Chemical and physical data
- Formula: C_{18}H_{12}FN_{3}O_{2}
- Molar mass: 321.311 g·mol^{−1}
- 3D model (JSmol): Interactive image;
- SMILES C1=CC(=CC=C1C2=NC(=C(C(=C2)C3=CC(=C(C=C3)O)O)C#N)N)F;
- InChI InChI=1S/C18H12FN3O2/c19-12-4-1-10(2-5-12)15-8-13(14(9-20)18(21)22-15)11-3-6-16(23)17(24)7-11/h1-8,23-24H,(H2,21,22); Key:DWZPPBGRCDPFSS-UHFFFAOYSA-N;

= IL-4-inhibitor-1 =

IL-4-inhibitor-1 is an experimental drug which was the first molecule discovered that interferes with the binding between interleukin-4 and the Interleukin-4 receptor, and so blocks its activity in the body.
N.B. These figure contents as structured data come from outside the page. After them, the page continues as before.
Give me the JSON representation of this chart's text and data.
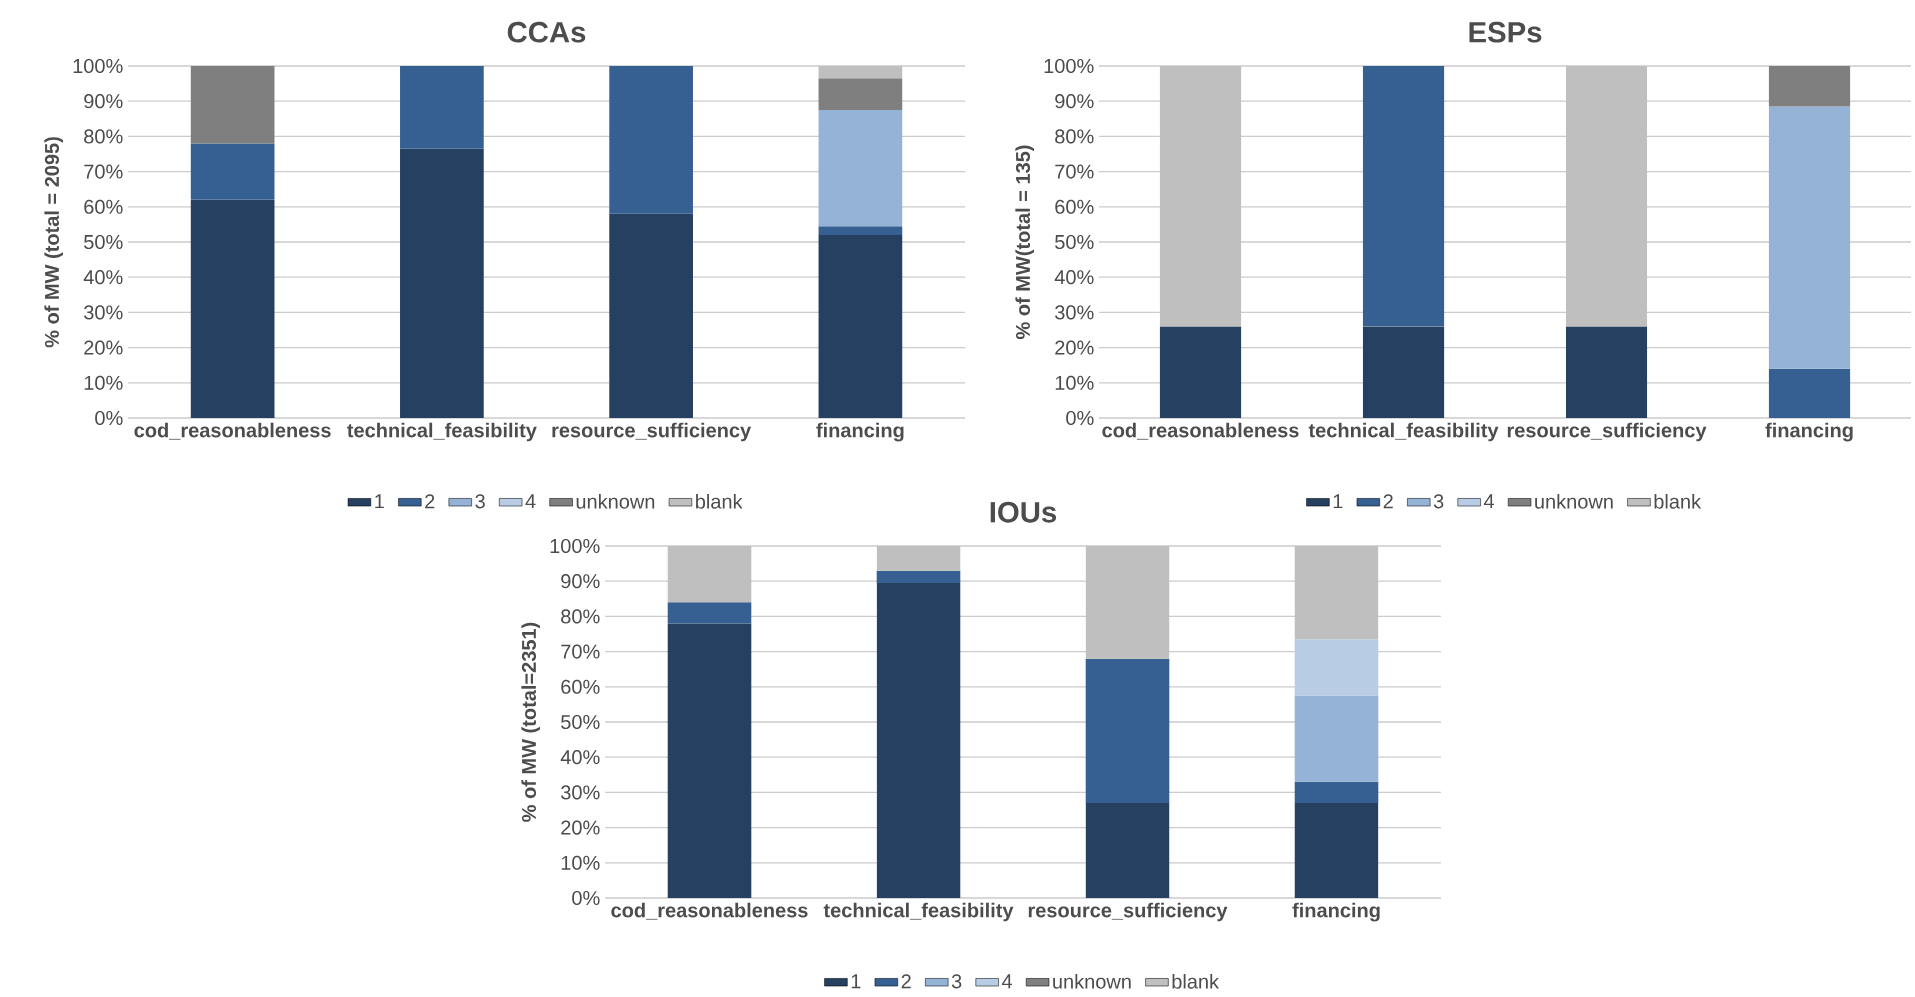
{
  "chart_data": [
    {
      "type": "bar",
      "stacked": true,
      "title": "CCAs",
      "ylabel": "% of MW (total = 2095)",
      "categories": [
        "cod_reasonableness",
        "technical_feasibility",
        "resource_sufficiency",
        "financing"
      ],
      "ylim": [
        0,
        100
      ],
      "yticks": [
        {
          "value": 0,
          "label": "0%"
        },
        {
          "value": 10,
          "label": "10%"
        },
        {
          "value": 20,
          "label": "20%"
        },
        {
          "value": 30,
          "label": "30%"
        },
        {
          "value": 40,
          "label": "40%"
        },
        {
          "value": 50,
          "label": "50%"
        },
        {
          "value": 60,
          "label": "60%"
        },
        {
          "value": 70,
          "label": "70%"
        },
        {
          "value": 80,
          "label": "80%"
        },
        {
          "value": 90,
          "label": "90%"
        },
        {
          "value": 100,
          "label": "100%"
        }
      ],
      "grid": "y",
      "legend": "bottom",
      "series": [
        {
          "name": "1",
          "color": "#264061",
          "values": [
            62,
            76.5,
            58,
            52
          ]
        },
        {
          "name": "2",
          "color": "#366092",
          "values": [
            16,
            23.5,
            42,
            2.5
          ]
        },
        {
          "name": "3",
          "color": "#95b3d7",
          "values": [
            null,
            null,
            null,
            33
          ]
        },
        {
          "name": "4",
          "color": "#b8cce4",
          "values": [
            null,
            null,
            null,
            null
          ]
        },
        {
          "name": "unknown",
          "color": "#7f7f7f",
          "values": [
            22,
            null,
            null,
            9
          ]
        },
        {
          "name": "blank",
          "color": "#bfbfbf",
          "values": [
            null,
            null,
            null,
            3.5
          ]
        }
      ]
    },
    {
      "type": "bar",
      "stacked": true,
      "title": "ESPs",
      "ylabel": "% of MW(total = 135)",
      "categories": [
        "cod_reasonableness",
        "technical_feasibility",
        "resource_sufficiency",
        "financing"
      ],
      "ylim": [
        0,
        100
      ],
      "yticks": [
        {
          "value": 0,
          "label": "0%"
        },
        {
          "value": 10,
          "label": "10%"
        },
        {
          "value": 20,
          "label": "20%"
        },
        {
          "value": 30,
          "label": "30%"
        },
        {
          "value": 40,
          "label": "40%"
        },
        {
          "value": 50,
          "label": "50%"
        },
        {
          "value": 60,
          "label": "60%"
        },
        {
          "value": 70,
          "label": "70%"
        },
        {
          "value": 80,
          "label": "80%"
        },
        {
          "value": 90,
          "label": "90%"
        },
        {
          "value": 100,
          "label": "100%"
        }
      ],
      "grid": "y",
      "legend": "bottom",
      "series": [
        {
          "name": "1",
          "color": "#264061",
          "values": [
            26,
            26,
            26,
            null
          ]
        },
        {
          "name": "2",
          "color": "#366092",
          "values": [
            null,
            74,
            null,
            14
          ]
        },
        {
          "name": "3",
          "color": "#95b3d7",
          "values": [
            null,
            null,
            null,
            74.5
          ]
        },
        {
          "name": "4",
          "color": "#b8cce4",
          "values": [
            null,
            null,
            null,
            null
          ]
        },
        {
          "name": "unknown",
          "color": "#7f7f7f",
          "values": [
            null,
            null,
            null,
            11.5
          ]
        },
        {
          "name": "blank",
          "color": "#bfbfbf",
          "values": [
            74,
            null,
            74,
            null
          ]
        }
      ]
    },
    {
      "type": "bar",
      "stacked": true,
      "title": "IOUs",
      "ylabel": "% of MW (total=2351)",
      "categories": [
        "cod_reasonableness",
        "technical_feasibility",
        "resource_sufficiency",
        "financing"
      ],
      "ylim": [
        0,
        100
      ],
      "yticks": [
        {
          "value": 0,
          "label": "0%"
        },
        {
          "value": 10,
          "label": "10%"
        },
        {
          "value": 20,
          "label": "20%"
        },
        {
          "value": 30,
          "label": "30%"
        },
        {
          "value": 40,
          "label": "40%"
        },
        {
          "value": 50,
          "label": "50%"
        },
        {
          "value": 60,
          "label": "60%"
        },
        {
          "value": 70,
          "label": "70%"
        },
        {
          "value": 80,
          "label": "80%"
        },
        {
          "value": 90,
          "label": "90%"
        },
        {
          "value": 100,
          "label": "100%"
        }
      ],
      "grid": "y",
      "legend": "bottom",
      "series": [
        {
          "name": "1",
          "color": "#264061",
          "values": [
            78,
            89.5,
            27,
            27
          ]
        },
        {
          "name": "2",
          "color": "#366092",
          "values": [
            6,
            3.5,
            41,
            6
          ]
        },
        {
          "name": "3",
          "color": "#95b3d7",
          "values": [
            null,
            null,
            null,
            24.5
          ]
        },
        {
          "name": "4",
          "color": "#b8cce4",
          "values": [
            null,
            null,
            null,
            16
          ]
        },
        {
          "name": "unknown",
          "color": "#7f7f7f",
          "values": [
            null,
            null,
            null,
            null
          ]
        },
        {
          "name": "blank",
          "color": "#bfbfbf",
          "values": [
            16,
            7,
            32,
            26.5
          ]
        }
      ]
    }
  ]
}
Interleukin-4 is a cytokine signalling molecule which has an important role in processes such as inflammation and wound repair, but excessive IL-4 activity is a feature of some forms of cancer as well as some inflammatory conditions such as asthma, so blocking IL-4 activity may have several potential medical applications. IL-4-inhibitor-1 binds with reasonable affinity but is unlikely to be potent enough for clinical use, however its development is likely to lead to the development of more potent related drugs. The interleukin-4 receptor is also the target for a different cytokine interleukin-13, but it remains unclear at this stage whether IL-4-inhibitor-1 is selective for inhibition of IL-4 while sparing IL-13 activity, or if it blocks the activity of both cytokines.